28 de agosto de 2026

Sindjus-AL divulga a publicação “Respeite as mulheres!” no Agosto Lilás

Material orienta sobre as diferentes formas de violência contra as mulheres, sinais de alerta e canais de denúncia e acolhimento

Como parte das ações do Agosto Lilás, campanha de enfrentamento à violência contra as mulheres, o Sindicato dos Servidores do Poder Judiciário Federal em Alagoas (Sindjus-AL) disponibiliza a publicação “Respeite as mulheres!”. O material tem o objetivo de ampliar a informação e a conscientização sobre a violência doméstica e familiar, contribuindo para que mulheres conheçam seus direitos, identifiquem situações de violência e saibam onde buscar ajuda.

A campanha também reforça a importância da Lei Maria da Penha (Lei nº 11.340/2006), criada para estabelecer mecanismos de prevenção, proteção e enfrentamento à violência contra a mulher. A cartilha destaca que toda mulher, independentemente de classe, raça, etnia, orientação sexual, renda, cultura, nível educacional, idade ou religião, tem direito a viver sem violência e com a preservação de sua saúde física e mental.

O material busca contribuir para que mais pessoas reconheçam situações de violência, conheçam os direitos das mulheres e saibam quais caminhos podem ser buscados para obter proteção e apoio.

Violência pode assumir diferentes formas

Um dos principais objetivos da publicação é mostrar que a violência contra a mulher não se limita à agressão física. A publicação apresenta cinco formas de violência: física, psicológica, sexual, patrimonial e moral.

A violência física envolve condutas que ofendem a integridade ou a saúde corporal da mulher, enquanto a violência psicológica pode provocar dano emocional e redução da autoestima, incluindo ameaças, humilhações, chantagens, críticas e isolamento.

Já a violência sexual ocorre quando a mulher é constrangida a presenciar, manter ou participar de relação sexual não desejada.

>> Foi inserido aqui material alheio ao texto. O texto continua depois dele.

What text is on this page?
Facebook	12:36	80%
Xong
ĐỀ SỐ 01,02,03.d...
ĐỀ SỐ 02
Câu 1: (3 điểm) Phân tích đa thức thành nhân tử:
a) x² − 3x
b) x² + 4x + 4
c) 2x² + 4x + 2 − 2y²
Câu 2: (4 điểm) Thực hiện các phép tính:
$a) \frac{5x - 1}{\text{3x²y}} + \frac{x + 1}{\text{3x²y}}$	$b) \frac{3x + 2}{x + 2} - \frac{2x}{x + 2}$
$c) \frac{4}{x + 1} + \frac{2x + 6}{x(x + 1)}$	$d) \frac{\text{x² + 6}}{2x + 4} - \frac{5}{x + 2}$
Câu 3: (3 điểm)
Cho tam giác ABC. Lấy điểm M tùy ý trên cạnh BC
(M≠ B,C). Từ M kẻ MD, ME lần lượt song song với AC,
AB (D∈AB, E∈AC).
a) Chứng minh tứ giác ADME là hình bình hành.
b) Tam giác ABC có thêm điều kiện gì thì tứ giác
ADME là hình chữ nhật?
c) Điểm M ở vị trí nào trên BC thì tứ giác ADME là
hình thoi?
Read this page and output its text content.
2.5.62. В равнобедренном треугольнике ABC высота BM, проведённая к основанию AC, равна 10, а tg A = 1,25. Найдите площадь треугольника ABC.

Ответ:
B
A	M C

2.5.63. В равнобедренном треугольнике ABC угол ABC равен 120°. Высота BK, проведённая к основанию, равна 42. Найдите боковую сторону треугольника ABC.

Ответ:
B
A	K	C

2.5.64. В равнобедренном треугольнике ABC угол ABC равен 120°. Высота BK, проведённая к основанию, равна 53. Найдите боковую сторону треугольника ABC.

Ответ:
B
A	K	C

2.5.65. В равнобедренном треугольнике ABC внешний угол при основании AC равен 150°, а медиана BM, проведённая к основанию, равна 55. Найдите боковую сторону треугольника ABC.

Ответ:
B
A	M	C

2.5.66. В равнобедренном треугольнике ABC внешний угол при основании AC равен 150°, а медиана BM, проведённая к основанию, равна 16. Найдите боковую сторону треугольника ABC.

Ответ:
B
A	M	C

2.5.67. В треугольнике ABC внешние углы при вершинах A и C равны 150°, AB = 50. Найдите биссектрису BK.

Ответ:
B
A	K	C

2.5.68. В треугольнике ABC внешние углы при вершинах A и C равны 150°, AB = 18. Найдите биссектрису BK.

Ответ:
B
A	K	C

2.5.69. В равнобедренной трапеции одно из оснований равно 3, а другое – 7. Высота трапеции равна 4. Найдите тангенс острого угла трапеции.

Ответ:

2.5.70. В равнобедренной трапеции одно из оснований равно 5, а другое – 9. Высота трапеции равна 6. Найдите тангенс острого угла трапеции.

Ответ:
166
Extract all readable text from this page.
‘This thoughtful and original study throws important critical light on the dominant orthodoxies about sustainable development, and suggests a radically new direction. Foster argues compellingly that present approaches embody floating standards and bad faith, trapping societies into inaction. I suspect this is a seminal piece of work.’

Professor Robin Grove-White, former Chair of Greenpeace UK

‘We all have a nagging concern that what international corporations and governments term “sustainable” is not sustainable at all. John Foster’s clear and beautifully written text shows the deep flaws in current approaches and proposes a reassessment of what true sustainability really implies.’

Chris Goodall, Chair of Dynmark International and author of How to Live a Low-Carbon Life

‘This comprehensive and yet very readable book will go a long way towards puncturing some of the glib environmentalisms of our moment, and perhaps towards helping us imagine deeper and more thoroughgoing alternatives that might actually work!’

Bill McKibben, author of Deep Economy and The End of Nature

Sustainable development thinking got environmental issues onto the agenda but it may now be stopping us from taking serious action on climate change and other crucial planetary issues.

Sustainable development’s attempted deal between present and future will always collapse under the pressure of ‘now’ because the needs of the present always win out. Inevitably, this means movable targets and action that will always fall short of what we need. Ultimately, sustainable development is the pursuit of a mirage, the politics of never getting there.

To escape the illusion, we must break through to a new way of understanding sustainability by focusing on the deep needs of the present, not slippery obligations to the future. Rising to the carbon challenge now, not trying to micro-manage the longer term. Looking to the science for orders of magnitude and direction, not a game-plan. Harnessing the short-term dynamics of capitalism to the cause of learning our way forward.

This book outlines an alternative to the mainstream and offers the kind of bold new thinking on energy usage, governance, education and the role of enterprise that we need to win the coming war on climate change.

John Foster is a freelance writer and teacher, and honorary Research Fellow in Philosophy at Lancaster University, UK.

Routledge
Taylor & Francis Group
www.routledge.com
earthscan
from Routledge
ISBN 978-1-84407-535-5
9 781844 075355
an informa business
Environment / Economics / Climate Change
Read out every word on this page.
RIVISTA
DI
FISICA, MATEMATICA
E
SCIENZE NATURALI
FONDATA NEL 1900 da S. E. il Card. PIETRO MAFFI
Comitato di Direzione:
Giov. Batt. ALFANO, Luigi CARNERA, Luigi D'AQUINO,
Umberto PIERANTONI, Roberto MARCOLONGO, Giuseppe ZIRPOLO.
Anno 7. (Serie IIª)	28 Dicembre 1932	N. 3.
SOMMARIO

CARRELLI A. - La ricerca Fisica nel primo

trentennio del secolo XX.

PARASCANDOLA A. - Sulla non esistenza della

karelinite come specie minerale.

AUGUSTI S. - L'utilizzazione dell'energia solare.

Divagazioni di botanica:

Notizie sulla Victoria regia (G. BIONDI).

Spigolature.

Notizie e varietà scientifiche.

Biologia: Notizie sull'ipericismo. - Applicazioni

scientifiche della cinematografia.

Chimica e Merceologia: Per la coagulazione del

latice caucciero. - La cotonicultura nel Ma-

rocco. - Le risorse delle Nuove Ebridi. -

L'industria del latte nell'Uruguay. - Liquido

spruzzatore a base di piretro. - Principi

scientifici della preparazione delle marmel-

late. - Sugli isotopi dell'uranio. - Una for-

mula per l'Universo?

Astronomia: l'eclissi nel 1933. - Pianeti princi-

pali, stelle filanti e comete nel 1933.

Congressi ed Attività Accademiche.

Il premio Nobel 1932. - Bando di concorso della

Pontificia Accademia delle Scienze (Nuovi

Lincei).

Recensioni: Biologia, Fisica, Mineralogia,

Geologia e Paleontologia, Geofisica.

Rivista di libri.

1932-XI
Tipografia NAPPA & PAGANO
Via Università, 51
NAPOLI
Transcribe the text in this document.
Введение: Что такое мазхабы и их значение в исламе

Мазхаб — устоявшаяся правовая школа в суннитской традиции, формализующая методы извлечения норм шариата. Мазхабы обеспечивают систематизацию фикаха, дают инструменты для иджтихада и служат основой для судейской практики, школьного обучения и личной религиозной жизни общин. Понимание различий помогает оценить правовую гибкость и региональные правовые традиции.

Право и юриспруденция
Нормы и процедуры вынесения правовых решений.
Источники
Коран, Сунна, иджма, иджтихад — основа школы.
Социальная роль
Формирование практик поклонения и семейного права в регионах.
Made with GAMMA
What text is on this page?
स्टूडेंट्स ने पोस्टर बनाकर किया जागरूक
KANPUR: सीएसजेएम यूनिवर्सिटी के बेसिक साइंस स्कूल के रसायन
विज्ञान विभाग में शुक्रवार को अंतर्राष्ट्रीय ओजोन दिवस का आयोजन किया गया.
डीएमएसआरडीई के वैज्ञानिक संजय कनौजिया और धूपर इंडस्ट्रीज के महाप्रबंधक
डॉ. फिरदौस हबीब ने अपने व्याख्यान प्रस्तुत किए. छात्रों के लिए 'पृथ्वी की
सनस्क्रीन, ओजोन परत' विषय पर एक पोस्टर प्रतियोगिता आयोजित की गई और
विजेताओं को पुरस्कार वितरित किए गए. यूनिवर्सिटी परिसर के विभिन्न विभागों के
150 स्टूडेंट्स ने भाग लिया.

A cartilha também aborda a violência patrimonial, relacionada à retenção, subtração ou destruição de bens, documentos, instrumentos de trabalho e valores pertencentes à mulher, além da violência moral, que inclui situações de calúnia, injúria, difamação e exposição da vida íntima.

Entenda o ciclo da violência

A publicação também explica o chamado ciclo da violência doméstica, apresentado em três fases: aumento da tensão, ataque violento ou explosão e a chamada “lua de mel”.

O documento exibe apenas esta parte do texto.